Anwar Usman menilai tuntutan pemohon yang menyatakan sengketa pemilukada bukan kewenangan MK karena tidak diatur Pasal 24C UUD 1945 tidaklah tepat. Sebab, kedua norma itu bukan kewenangan MK yang utama. Pasal 236 C UU Pemda hanyalah memuat norma administratif semata yakni pengalihan sengketa pemilukada dari MA ke MK.

Hal ini sesuai pertimbangan putusan MK No. 25 /PHPU.D-VI/2008 yang menyebut “.....pemilihan kepala daerah termasuk dalam rezim hukum pemilu. Sebagai konsekwensinya, perselisihan hasil pemilukada secara hukum menjadi kewenangan MK....” Anwar menegaskan MK sudah beratus-ratus kali menyatakan dirinya berwenang mengadili perkara sengketa pemilukada.

“Kalaupun Mahkamah menyatakan dirinya tidak berwenang mengadili sengketa pemilukada dengan alasan tidak diatur dalam Pasal 24C UUD 1945, seharusnya hal tersebut dinyatakan sejak pertama kali menerima permohonan sengketa pemilukada pada tahun 2008. Sebab, ini menyangkut kewenangan mutlak yang membawa akibat hukum tersendiri”.
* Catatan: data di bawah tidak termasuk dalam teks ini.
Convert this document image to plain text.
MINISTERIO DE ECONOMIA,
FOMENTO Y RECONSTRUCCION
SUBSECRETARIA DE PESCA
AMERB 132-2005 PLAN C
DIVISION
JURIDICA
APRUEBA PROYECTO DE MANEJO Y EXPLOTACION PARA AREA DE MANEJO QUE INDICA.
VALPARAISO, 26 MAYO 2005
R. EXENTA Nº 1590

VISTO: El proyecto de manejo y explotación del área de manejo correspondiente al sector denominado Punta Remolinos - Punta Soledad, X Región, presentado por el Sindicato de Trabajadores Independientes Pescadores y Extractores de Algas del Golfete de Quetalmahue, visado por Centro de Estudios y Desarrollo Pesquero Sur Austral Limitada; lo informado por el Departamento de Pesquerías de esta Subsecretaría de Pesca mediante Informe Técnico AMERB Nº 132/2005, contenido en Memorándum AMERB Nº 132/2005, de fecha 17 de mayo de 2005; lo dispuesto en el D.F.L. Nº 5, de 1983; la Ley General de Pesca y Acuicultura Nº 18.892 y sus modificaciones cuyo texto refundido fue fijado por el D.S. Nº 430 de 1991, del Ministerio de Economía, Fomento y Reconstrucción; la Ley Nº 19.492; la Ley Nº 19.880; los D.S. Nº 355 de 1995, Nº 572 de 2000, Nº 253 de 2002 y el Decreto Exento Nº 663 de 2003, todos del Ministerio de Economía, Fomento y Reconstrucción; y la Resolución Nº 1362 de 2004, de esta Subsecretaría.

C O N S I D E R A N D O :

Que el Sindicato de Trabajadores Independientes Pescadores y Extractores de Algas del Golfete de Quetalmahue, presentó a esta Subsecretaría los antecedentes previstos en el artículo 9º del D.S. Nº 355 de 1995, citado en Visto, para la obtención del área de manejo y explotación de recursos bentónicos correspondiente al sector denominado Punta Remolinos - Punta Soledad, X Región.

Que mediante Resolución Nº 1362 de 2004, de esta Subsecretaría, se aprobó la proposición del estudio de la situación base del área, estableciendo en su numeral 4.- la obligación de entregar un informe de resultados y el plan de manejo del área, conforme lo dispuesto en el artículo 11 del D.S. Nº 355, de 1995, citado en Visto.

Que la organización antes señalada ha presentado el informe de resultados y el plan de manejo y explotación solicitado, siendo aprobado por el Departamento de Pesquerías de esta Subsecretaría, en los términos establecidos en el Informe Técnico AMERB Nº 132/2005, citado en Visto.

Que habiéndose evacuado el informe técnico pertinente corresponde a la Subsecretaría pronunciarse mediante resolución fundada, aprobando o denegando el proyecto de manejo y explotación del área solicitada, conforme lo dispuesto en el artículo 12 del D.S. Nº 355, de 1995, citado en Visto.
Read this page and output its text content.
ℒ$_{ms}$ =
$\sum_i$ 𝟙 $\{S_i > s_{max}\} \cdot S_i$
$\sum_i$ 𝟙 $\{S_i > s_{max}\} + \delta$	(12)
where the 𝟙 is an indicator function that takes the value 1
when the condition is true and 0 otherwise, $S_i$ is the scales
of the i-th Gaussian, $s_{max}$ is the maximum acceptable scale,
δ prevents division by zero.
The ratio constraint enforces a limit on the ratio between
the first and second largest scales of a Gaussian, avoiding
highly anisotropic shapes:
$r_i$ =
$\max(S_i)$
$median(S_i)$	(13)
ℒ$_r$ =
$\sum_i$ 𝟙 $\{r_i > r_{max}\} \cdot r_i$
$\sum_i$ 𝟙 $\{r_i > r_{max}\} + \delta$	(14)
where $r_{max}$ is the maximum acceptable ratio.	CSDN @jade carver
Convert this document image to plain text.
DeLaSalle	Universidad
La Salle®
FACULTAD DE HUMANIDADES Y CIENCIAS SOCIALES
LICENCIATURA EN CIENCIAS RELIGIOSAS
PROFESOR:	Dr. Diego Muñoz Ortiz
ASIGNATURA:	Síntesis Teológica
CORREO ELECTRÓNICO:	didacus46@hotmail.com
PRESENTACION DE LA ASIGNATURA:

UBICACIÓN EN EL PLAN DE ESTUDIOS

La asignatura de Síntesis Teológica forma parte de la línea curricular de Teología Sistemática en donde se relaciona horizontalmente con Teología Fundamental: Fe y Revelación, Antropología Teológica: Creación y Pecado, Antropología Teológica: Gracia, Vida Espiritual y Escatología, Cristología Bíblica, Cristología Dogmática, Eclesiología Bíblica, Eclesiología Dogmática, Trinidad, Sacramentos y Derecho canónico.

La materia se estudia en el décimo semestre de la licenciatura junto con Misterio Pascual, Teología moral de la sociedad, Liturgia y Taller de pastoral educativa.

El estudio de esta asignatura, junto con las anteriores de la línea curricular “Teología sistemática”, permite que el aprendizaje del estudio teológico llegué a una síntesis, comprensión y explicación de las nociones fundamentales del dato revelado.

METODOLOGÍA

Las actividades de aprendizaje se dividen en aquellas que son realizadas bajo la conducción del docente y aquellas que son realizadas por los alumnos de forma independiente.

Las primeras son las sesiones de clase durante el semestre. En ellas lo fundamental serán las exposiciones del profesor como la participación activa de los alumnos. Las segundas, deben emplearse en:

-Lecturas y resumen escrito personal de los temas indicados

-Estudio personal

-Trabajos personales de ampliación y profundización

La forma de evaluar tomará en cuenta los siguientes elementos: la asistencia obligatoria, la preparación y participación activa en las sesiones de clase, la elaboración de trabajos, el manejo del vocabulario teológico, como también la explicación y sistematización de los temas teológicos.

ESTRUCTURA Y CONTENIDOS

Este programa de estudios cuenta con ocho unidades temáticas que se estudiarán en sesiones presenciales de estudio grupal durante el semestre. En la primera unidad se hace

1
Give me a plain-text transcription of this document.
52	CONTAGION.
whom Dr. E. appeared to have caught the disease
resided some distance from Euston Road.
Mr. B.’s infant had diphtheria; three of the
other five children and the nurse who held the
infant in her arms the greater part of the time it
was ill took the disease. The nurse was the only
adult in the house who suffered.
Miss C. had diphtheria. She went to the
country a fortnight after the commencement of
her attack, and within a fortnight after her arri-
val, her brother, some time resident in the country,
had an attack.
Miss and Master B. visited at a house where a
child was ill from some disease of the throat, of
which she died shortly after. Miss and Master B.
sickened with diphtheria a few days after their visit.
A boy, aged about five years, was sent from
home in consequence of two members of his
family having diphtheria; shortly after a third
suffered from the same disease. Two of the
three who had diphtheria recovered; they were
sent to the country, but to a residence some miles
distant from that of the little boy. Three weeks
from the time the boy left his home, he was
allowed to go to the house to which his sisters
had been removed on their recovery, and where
Ahmad Fadli Sumadi berpendapat perselisihan hasil pemilukada merupakan bagian dari sistem pemilu sesuai Pasal 22E UUD 1945 yang mengharuskan adanya forum yang menyelesaikan yakni MK. Karena itu, berdasarkan Pasal 24C ayat (1) UUD 1945, MK berwenang mengadili perselisihan hasil pemilukada. “Dengan demikian, permohonan pemohon seharusnya ditolak.”

Ditemui usai persidangan, Ketua Umum FKHK Victor Santoso Tandiasa mengatakan putusan yang diambil MK sudah sejalan dengan kebenaran hakiki secara konstitusional. Hanya saja, dirinya menyayangkan sikap MK yang tetap menyelesaikan perselisihan hasil pemilukada sampai adanya UU yang baru.

Menurutnya, langkah ini justru menimbulkan kekhawatiran ke depan terutama tentang konstitusionalitas putusan. “Seharusnya, bisa ditegaskan kembali ke MA karena menurut Pasal 106 UU Pemda Pasal 106 menyatakan MA masih berwenang menangani sengketa pemilukada,” kata Victor.